Recent projects include resurfacing the community center park-ing lot and promoting that facility at the recent Brew Ha Ha festival at Oak Canyon Park. President Kevin Topp might, however, welcome your congratulations on one achievement, entirely non-governmental. Your Beat correspondent understands little of his cryptic announcement, but assumes it involves activities on the green: Hole in One – 9/6, Birch Hills Golf Course, Brea, Hole #1, Distance - 99 yards, Club - Gap Wedge, Golf Ball - Titleist DT Solo.
The madding crowd
Lacking signs of improvement are the persistent anti-social driverly misbehaviors to be observed (and avoided) on the 11-mile stretch we call Santiago Speedway, where only one “No Passing” advisory congratulates conscientious drivers driving at posted 55 mph speed limit and reminds, unpersuasively, scofflaws using the road for the express (pun intended) purpose of racing.

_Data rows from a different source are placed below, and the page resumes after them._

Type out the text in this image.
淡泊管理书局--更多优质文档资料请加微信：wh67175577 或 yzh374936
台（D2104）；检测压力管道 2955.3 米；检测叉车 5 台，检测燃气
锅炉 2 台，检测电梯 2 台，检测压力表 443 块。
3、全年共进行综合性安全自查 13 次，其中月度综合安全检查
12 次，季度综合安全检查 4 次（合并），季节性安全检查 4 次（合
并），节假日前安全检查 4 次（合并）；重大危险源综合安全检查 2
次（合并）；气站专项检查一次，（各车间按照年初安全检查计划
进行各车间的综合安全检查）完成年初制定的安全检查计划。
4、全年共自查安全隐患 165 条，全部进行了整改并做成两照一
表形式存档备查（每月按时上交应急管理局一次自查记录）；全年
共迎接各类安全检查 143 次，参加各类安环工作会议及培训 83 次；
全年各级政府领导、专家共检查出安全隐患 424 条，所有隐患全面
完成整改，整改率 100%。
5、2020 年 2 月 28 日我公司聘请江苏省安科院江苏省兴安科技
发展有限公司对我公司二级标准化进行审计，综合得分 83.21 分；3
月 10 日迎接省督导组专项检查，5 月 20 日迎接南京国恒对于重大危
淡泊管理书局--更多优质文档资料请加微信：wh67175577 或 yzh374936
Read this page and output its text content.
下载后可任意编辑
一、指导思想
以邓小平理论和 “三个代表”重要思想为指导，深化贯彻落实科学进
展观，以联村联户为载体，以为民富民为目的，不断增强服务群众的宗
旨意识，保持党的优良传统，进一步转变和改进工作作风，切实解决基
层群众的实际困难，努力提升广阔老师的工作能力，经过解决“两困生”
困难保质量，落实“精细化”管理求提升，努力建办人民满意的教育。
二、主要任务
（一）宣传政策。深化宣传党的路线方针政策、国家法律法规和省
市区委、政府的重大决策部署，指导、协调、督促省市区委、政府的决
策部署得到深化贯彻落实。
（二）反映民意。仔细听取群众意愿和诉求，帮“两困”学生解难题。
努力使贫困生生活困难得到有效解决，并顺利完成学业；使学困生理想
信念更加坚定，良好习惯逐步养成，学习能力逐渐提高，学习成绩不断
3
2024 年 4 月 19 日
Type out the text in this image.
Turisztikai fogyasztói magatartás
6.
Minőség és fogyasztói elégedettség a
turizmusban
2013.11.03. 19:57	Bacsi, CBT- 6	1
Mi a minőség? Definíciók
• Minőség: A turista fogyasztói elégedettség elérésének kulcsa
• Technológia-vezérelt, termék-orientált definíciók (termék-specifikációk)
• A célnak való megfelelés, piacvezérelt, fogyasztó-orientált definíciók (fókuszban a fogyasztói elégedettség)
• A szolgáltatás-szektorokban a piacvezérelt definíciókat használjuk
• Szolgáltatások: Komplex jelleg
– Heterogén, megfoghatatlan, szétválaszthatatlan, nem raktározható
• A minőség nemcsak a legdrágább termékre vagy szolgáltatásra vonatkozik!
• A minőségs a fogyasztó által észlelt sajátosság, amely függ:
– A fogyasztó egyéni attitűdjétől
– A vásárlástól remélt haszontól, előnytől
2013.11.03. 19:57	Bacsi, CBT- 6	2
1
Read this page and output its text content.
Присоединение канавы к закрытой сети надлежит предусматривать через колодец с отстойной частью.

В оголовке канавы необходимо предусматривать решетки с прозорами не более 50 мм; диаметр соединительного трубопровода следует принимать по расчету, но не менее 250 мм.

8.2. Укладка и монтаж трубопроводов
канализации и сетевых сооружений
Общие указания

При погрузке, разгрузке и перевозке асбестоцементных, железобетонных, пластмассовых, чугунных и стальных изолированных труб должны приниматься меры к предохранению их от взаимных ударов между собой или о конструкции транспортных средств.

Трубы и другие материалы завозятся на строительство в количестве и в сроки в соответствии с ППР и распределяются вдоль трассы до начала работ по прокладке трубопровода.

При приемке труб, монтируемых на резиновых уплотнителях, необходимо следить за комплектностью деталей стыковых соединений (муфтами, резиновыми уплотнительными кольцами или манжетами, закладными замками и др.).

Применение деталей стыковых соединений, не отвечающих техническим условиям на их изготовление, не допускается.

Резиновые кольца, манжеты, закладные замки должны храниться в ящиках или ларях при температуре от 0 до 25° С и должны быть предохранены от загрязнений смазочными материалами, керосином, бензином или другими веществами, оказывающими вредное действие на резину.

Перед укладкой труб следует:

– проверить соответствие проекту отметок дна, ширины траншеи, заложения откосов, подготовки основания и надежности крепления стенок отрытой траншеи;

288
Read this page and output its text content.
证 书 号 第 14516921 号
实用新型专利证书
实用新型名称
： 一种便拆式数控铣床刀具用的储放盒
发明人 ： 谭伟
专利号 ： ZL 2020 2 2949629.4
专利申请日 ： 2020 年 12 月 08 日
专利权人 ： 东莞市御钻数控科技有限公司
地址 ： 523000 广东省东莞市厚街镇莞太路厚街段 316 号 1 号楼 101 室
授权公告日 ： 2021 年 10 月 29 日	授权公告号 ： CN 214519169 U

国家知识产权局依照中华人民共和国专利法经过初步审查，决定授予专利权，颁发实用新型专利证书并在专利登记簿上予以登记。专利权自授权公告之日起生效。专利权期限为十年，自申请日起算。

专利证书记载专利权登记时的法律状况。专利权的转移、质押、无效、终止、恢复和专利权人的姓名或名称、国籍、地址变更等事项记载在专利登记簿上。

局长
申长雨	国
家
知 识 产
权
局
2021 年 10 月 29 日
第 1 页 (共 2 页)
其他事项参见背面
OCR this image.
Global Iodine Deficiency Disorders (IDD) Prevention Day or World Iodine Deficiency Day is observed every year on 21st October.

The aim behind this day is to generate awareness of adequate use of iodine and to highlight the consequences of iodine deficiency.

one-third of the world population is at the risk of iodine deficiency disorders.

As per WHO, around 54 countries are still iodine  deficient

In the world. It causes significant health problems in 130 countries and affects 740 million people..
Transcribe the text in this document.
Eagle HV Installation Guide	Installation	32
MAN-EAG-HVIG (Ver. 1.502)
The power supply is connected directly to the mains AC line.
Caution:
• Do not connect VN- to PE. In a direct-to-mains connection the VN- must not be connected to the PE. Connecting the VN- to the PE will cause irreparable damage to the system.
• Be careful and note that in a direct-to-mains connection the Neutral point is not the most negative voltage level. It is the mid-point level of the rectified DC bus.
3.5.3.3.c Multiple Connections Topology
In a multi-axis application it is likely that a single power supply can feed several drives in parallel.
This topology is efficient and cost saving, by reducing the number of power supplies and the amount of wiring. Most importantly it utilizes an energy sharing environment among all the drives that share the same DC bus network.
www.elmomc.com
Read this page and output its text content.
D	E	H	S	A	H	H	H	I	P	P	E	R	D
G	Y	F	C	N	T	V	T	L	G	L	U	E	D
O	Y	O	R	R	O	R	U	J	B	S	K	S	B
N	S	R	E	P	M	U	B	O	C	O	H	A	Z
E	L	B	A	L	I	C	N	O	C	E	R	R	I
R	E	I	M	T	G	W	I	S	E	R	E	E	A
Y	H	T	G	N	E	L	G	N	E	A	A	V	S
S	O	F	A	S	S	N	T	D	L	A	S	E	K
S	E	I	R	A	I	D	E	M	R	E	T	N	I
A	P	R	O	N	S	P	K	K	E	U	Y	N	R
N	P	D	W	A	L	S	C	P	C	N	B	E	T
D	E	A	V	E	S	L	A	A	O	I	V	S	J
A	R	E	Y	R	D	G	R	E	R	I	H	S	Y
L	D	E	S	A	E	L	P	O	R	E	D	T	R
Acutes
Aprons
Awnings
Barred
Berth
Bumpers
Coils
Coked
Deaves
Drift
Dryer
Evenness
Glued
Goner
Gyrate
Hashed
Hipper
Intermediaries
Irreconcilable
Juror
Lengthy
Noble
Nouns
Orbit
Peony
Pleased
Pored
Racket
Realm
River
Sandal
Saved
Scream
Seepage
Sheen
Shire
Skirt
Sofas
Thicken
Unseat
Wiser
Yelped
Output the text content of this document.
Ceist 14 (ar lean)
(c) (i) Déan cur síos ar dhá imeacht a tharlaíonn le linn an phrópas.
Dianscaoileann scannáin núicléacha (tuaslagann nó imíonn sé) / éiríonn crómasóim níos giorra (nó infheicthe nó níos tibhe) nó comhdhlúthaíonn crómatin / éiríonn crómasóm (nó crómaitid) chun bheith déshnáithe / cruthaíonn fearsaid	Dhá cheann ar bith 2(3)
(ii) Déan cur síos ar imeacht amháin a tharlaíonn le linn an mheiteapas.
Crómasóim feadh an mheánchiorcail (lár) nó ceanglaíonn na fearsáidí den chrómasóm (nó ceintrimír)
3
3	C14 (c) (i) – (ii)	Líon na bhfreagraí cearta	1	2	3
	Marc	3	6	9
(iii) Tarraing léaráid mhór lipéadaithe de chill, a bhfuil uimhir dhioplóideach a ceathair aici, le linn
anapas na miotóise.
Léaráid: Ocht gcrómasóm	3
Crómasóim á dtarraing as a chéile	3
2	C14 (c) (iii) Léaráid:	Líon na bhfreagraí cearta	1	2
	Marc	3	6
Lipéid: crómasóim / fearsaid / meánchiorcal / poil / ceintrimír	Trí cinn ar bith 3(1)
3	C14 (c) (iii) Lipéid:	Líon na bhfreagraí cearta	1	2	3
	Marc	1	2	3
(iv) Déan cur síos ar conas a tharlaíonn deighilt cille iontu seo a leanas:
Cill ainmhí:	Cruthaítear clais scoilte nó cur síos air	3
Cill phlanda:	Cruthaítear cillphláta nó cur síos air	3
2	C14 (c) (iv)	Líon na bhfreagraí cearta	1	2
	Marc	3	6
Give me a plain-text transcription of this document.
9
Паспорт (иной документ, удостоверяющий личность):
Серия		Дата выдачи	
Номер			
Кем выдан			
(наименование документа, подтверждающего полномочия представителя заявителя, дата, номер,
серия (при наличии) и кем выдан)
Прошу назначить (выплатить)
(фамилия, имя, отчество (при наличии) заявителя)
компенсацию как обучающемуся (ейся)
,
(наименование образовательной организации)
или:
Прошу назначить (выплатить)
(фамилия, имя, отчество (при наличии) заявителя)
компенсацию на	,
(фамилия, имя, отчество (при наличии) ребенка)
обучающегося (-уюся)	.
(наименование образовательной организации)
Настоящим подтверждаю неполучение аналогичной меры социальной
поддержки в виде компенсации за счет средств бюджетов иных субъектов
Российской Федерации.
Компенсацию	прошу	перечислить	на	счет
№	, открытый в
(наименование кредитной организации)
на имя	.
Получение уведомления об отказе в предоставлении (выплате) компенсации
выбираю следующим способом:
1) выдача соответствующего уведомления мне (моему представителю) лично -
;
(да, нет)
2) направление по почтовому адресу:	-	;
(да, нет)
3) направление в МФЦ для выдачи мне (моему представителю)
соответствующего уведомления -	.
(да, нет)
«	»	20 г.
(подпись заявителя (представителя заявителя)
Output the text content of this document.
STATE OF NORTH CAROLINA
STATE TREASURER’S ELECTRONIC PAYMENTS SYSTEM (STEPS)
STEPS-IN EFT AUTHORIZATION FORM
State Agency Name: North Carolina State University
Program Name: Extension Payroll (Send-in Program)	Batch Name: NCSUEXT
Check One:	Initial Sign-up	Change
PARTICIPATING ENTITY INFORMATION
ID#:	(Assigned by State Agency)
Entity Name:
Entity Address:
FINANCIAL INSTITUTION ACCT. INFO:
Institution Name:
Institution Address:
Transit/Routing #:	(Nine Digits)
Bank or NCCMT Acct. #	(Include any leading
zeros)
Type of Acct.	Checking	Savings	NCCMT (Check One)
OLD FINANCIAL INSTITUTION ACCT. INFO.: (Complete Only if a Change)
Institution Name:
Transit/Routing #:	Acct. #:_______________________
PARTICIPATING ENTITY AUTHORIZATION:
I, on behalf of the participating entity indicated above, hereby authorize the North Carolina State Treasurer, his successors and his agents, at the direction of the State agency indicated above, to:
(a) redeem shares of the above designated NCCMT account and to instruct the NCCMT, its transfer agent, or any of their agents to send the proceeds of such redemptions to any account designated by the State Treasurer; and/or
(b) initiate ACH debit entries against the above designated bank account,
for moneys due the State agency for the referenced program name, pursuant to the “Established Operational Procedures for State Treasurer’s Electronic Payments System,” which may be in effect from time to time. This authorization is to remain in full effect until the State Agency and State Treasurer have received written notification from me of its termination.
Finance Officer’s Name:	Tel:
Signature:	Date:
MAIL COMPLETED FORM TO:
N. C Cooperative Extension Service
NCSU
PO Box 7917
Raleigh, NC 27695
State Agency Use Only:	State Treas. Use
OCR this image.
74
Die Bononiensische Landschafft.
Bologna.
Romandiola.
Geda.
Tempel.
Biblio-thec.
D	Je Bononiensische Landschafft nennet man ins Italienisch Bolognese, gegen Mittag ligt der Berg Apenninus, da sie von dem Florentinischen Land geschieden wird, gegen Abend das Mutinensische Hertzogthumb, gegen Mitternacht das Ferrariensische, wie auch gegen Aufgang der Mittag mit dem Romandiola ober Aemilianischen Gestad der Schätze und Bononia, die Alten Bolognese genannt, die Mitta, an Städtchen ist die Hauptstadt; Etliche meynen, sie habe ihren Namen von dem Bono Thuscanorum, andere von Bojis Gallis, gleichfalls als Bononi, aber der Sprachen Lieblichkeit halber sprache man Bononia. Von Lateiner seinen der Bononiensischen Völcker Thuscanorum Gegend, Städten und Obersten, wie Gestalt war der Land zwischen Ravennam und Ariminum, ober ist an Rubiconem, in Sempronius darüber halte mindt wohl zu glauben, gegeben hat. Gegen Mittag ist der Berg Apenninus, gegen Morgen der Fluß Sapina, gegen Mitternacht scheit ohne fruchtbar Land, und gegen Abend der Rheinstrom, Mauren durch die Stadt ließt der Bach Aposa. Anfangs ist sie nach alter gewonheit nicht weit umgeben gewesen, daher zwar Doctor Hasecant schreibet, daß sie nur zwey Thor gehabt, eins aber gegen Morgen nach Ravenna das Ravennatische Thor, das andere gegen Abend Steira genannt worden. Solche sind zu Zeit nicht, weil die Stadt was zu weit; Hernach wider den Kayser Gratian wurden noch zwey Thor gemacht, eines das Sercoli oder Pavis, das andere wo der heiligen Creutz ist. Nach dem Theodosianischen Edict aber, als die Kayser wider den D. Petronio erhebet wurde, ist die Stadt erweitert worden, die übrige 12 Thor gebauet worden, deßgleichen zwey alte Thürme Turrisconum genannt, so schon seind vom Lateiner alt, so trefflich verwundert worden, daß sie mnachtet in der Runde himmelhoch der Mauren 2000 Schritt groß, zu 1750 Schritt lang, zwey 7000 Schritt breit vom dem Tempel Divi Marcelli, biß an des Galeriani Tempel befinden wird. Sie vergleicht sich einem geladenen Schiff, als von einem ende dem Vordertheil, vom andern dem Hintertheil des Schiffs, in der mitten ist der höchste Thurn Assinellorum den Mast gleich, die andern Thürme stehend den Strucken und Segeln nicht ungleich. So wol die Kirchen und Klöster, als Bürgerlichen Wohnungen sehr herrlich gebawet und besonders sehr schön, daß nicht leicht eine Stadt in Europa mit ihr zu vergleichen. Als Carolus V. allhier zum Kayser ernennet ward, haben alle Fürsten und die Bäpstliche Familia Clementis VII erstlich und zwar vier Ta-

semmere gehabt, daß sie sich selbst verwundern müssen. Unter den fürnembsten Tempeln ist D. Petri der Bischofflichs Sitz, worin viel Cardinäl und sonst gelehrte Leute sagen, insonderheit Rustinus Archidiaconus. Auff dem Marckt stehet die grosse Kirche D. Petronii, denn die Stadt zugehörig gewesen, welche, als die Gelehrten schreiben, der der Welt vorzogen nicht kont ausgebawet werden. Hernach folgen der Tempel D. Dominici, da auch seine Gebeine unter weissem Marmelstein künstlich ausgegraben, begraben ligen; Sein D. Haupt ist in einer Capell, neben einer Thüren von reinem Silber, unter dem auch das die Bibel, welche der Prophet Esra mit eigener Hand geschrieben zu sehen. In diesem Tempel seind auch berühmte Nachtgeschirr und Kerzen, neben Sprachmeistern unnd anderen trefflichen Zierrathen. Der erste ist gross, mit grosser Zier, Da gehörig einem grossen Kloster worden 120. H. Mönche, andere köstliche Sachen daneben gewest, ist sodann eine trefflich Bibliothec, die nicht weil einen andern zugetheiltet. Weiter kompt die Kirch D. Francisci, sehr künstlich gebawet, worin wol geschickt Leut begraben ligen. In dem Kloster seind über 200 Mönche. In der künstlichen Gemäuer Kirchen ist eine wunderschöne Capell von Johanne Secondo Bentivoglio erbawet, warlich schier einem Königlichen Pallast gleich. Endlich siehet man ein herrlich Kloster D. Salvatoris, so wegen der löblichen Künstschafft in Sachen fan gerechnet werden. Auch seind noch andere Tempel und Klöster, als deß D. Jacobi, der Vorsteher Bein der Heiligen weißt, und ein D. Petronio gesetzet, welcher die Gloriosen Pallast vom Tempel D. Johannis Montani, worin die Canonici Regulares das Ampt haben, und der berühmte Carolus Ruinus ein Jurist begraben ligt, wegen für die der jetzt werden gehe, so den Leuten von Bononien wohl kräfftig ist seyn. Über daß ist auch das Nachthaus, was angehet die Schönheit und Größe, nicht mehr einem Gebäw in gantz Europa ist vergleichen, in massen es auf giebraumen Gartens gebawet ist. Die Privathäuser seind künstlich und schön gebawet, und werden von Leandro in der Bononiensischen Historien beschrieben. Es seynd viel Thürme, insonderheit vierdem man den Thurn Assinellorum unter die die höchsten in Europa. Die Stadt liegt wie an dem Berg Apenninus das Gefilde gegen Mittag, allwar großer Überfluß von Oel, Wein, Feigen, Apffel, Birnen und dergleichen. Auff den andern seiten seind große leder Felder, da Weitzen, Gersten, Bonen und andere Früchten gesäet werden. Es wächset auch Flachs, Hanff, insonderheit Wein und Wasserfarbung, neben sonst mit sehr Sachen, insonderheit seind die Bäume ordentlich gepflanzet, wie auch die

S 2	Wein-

Credible, if sincerely frightened, locals have reported, and documented a routine of alarming persistent passing on the right by motorcyclists, bumper-riding by auto and pick-up drivers, and other expressions of vehicular sadism. Another kind of brouhaha finds some resolution in Third District Supervisor Todd Spitzer’s revised requirements for large-scale special events at Oak Canyon Park, operated by James Event Productions. Coordinating with OC Public Works and OC Parks, Spitzer responded to canyon residents’ concerns after the recent traffic and safety mini-disaster resulting from a 20,000-attendee “Day ‘N’ Night” (mare) music festival with a “special events conditions” list of requirements.
Operator Garry James, rueful and eager to address access, parking and other logistical problems, had in fact already taken voluntary mitigation steps, including cleaning up the mess from one concert and preparing for the next one, scheduled for Oct. 22 and 23, by organizing bus shuttles, restricting Uber and Lyft drop-offs on Santiago Road, providing free on-site parking with ticket purchase, and negotiating with the promoter to reduce the total number of tickets sold and, presumably, attendees. Spitzer’s memo indicates that other requirements and permit submittals may be required, but mandates preparation of site and traffic control plans, temporary “No Parking” signage on Santiago Canyon Road, and highway patrol and sheriff facilitation. In fact, the upcoming “Beach Goth” show has a terrific line-up, and all parties seem to be trying their best to assure a safe, successful event. Still, activist Sherry Meddick expresses concern that Spitzer’s office acted without meaningful community input and echoes loudly (pun intended, again) many Silverado residents’ annoyance at late-night noise from the wingding. In quieter news, pre-school story-time continues at the library, Thursday mornings at 10, and the Tucker presents Bat Night, Oct. 15.
Modjeska firefighter Tom Hamilton’s life was celebrated at a recent Station 16 potluck. In his remarks at the long-time firefighter and Mo Canyon resident’s funeral, Chief Bruce Newell offered the following: “When a guy shows up and can stand the physical challenges, has grease under his fingernails, does not spend time telling you how good he is, learns everything on the first lesson --- and soon offers a better way to do much of it, and right away begins fixing broken or inoperable stuff, you pay close attention! That was Tom.” Sons Aaron, Brian and James carry on their dad’s service.